The world now knows Mark Zuckerberg isn't the kind of guy who thinks in millions — he wants billions.
But his latest ambition, getting one billion people using virtual reality, a technology that many believe is still in its infancy, isn't going to happen any time soon, according to experts.gi
Facebook's Oculus, Google, HTC, and others have spent years trying to hit on a formula that works — but mass adoption still isn't happening.
"The most important technologies don't start off mainstream. A lot of them seem maybe even too crazy or complex to start," Zuckerberg said at the annual Oculus Connect conference last week.
But Zuckerberg is already starting to chip away at two of the pain points that experts say have hindered VR: price and portability. Last week, Zuckerberg announced the $199 Oculus Go, an untethered VR headset that doesn't require a phone or a computer.
The company's flagship product, the Oculus Rift, requires a headset to be tethered to a gaming computer, with the duo running around $1,400 on the low end, or thousands of dollars depending on the type of gaming computer.
Not only are they expensive, but the cord can be a hindrance, said Tuong Nguyen, principal research analyst at Gartner.
"I can only imagine what that would be like for my retired parents," Nguyen said. "Someone is going to break a hip for sure. Since you don't have the cord, that's one last hazard for consumers."
They're socially isolating
While it's an attractive price point, virtual reality has also had to contend with a reputation that it's too "anti-social." Even Apple CEO Tim Cook — one of the titans in the tech world — has previously discussed the isolating factor of VR.
"Some people say that VR is isolating and anti-social. I actually think it's the opposite," Zuckerberg said. "Saying VR is isolating because it's immersive is a very narrow view of the world you're all building."
Sure, Oculus wants to help create those immersive experiences Zuckerberg loves. But there may also be a business driver beyond just selling headsets.
The future of advertising could potentially be with cameras inside headsets that can understand what people are looking at, down to the pixel level, said Patrick Moorhead, principal analyst at Moor Insights & Strategy.

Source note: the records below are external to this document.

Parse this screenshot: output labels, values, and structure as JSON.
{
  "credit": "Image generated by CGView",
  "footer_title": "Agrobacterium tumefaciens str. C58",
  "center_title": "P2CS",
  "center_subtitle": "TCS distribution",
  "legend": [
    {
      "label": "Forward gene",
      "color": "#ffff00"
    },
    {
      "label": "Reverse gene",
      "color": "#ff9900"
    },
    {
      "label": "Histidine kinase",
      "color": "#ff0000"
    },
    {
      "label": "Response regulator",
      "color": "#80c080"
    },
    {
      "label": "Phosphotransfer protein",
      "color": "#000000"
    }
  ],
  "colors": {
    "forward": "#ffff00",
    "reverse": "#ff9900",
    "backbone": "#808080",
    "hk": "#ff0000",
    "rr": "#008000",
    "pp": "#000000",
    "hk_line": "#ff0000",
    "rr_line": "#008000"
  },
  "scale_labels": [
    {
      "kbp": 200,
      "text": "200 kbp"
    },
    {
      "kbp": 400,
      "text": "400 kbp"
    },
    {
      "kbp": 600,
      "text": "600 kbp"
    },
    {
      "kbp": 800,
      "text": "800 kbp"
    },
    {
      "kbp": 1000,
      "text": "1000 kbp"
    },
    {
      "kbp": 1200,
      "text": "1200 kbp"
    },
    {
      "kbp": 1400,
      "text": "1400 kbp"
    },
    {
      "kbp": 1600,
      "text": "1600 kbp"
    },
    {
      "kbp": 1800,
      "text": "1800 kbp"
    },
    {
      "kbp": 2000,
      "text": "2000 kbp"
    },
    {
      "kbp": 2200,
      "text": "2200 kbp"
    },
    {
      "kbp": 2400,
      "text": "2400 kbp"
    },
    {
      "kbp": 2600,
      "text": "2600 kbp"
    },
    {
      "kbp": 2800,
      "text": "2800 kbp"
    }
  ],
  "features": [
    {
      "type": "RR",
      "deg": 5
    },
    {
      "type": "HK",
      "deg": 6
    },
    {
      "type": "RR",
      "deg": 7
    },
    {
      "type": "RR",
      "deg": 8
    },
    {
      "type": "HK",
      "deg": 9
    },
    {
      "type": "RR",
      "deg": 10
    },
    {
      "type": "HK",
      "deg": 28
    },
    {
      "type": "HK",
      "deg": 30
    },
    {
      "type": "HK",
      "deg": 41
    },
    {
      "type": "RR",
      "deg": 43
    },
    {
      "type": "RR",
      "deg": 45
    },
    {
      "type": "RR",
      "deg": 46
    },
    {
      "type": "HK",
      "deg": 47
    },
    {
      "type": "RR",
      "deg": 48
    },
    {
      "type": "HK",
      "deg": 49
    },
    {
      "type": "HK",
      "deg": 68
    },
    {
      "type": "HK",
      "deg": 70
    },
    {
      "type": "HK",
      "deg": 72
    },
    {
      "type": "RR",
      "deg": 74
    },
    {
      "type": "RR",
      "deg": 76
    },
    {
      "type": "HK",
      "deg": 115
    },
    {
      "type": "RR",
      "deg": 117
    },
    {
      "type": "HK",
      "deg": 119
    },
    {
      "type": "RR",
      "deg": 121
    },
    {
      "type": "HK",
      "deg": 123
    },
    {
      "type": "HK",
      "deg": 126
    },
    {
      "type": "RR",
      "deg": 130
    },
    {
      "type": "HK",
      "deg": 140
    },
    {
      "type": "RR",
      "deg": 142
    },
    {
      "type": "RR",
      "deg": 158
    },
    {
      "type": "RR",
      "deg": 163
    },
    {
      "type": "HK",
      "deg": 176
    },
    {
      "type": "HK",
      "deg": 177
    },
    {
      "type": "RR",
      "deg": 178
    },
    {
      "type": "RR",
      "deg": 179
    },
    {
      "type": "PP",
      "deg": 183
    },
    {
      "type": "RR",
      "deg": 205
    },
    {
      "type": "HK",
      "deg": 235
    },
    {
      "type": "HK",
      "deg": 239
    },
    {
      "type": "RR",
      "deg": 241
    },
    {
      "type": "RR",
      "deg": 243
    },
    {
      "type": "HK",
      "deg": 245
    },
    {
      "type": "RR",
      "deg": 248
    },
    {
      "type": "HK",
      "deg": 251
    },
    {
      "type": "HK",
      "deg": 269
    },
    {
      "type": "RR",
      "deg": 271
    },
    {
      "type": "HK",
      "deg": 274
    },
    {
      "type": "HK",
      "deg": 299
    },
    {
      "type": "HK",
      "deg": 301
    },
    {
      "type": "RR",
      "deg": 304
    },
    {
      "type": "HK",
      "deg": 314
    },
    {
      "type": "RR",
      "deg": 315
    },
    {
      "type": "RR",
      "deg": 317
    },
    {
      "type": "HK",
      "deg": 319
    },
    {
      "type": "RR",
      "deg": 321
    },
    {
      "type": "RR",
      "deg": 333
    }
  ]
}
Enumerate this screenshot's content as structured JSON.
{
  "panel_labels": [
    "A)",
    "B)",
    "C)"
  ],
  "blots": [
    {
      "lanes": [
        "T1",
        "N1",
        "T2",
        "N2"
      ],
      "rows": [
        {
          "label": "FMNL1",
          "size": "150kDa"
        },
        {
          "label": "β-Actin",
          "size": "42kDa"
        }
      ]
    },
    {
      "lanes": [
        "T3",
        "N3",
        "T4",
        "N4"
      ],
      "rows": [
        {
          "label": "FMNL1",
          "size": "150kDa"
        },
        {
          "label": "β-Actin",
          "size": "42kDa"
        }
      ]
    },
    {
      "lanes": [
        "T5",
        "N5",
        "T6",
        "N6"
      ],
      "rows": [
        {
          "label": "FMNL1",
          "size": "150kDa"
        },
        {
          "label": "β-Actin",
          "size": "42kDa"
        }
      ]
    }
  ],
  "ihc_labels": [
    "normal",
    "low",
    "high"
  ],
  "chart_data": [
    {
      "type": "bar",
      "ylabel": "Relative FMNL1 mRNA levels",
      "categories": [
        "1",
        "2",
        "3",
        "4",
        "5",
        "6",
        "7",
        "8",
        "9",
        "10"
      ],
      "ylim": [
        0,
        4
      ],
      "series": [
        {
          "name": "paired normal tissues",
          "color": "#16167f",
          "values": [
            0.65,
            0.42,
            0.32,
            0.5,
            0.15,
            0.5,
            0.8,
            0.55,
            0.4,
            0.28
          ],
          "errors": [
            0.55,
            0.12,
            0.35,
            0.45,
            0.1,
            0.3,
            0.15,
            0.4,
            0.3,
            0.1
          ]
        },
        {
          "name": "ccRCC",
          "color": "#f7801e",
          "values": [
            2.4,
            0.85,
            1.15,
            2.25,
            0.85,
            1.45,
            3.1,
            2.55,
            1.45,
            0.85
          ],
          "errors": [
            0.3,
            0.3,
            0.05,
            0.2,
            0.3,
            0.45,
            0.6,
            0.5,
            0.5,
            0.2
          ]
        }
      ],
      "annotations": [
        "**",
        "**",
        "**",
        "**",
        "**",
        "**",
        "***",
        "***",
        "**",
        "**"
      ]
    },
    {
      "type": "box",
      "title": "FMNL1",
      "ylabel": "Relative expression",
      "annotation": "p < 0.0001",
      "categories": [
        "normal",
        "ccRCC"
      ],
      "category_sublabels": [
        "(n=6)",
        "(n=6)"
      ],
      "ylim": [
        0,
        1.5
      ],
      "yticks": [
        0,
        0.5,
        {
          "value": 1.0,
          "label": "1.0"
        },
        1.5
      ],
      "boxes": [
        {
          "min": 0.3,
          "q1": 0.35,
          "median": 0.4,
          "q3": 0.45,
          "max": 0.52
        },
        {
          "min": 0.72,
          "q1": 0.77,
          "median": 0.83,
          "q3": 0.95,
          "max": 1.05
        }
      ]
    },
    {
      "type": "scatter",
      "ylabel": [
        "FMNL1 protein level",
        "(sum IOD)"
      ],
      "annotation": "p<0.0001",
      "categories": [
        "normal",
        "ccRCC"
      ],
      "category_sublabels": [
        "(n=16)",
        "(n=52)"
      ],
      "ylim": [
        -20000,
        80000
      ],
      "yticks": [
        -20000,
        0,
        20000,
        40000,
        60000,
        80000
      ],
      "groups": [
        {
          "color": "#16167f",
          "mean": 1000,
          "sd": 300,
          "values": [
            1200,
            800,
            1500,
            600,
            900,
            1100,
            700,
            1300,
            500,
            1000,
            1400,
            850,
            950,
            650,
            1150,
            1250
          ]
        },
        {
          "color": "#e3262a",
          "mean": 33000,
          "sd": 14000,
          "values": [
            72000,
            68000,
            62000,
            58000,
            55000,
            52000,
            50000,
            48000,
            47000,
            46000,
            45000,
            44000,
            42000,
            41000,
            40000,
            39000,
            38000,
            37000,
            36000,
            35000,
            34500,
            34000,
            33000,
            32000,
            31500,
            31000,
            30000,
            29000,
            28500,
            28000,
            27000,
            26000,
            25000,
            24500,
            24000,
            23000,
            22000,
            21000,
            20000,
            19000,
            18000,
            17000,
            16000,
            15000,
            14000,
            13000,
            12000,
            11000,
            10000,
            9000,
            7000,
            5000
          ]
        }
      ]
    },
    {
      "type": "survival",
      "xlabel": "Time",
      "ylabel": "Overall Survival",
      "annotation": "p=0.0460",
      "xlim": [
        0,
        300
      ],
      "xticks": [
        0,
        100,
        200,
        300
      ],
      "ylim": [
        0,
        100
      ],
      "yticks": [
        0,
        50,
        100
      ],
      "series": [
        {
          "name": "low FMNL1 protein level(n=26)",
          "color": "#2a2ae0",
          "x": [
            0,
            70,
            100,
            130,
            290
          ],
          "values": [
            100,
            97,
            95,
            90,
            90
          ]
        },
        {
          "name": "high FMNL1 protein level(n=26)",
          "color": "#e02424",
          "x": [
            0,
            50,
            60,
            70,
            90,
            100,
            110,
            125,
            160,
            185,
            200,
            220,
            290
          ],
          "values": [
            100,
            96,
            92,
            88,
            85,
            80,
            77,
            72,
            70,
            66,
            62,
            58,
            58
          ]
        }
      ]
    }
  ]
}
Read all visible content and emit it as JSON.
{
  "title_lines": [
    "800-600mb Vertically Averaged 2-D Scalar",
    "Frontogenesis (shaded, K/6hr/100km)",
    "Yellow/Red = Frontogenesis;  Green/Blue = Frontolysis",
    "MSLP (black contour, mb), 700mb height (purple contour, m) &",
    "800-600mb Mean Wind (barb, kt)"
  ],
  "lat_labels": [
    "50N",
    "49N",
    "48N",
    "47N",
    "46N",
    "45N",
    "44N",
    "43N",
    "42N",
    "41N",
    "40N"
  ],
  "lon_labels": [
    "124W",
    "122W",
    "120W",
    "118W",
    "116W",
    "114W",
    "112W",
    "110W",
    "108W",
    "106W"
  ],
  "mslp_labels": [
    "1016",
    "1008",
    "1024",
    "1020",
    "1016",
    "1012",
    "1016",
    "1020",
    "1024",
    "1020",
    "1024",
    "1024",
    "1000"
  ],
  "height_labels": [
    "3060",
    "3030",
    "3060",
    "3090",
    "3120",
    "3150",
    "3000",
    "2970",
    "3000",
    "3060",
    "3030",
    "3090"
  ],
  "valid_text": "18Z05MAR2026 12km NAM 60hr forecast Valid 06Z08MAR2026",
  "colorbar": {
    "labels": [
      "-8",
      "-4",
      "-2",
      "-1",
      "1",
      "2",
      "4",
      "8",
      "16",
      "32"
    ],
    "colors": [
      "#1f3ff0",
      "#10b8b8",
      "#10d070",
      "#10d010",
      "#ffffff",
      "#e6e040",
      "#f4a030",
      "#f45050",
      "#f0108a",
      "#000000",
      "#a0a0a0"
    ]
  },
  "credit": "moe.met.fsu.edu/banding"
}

"Facebook's primary business model is advertising and virtual reality is the next growth area for it," said Moorhead. "Virtual reality is also another place to serve up advertising and I am sure we will see Facebook do that soon."
But first Facebook and their competitors will have to get more headsets strapped onto the heads of consumers. One of the leaders, Sony, revealed in June it had sold one million of its PlayStation VR headsets.
Facebook hasn't released its Oculus sales numbers, but the company's "Summer of Rift" sale helped it jump to a 48.87 percent market share in September, according to a Steam Hardware Survey, edging it even closer to HTC Vibe's 50.16 percent share.
They have competition
Meanwhile, virtual reality's cool cousin, augmented reality, is having a bit of a moment right now. Augmented reality takes digital elements and puts them in your physical world.
Decades after being invented, AR finally hit the mainstream this year with the release of thousands of new AR apps in Apple's iOS 11 software update.
Those apps range from useful to fun, letting users do everything from seeing how virtual furniture looks in their living room to placing fun GIFs in their real world with GIPHY.
The other big mobile player in the United States, Google, is also betting on AR for Android users with its ARCore developer's kit. When the company announced its plan in August, they also made a big wager — that they hope to have 100 million devices using it by the end of the trial.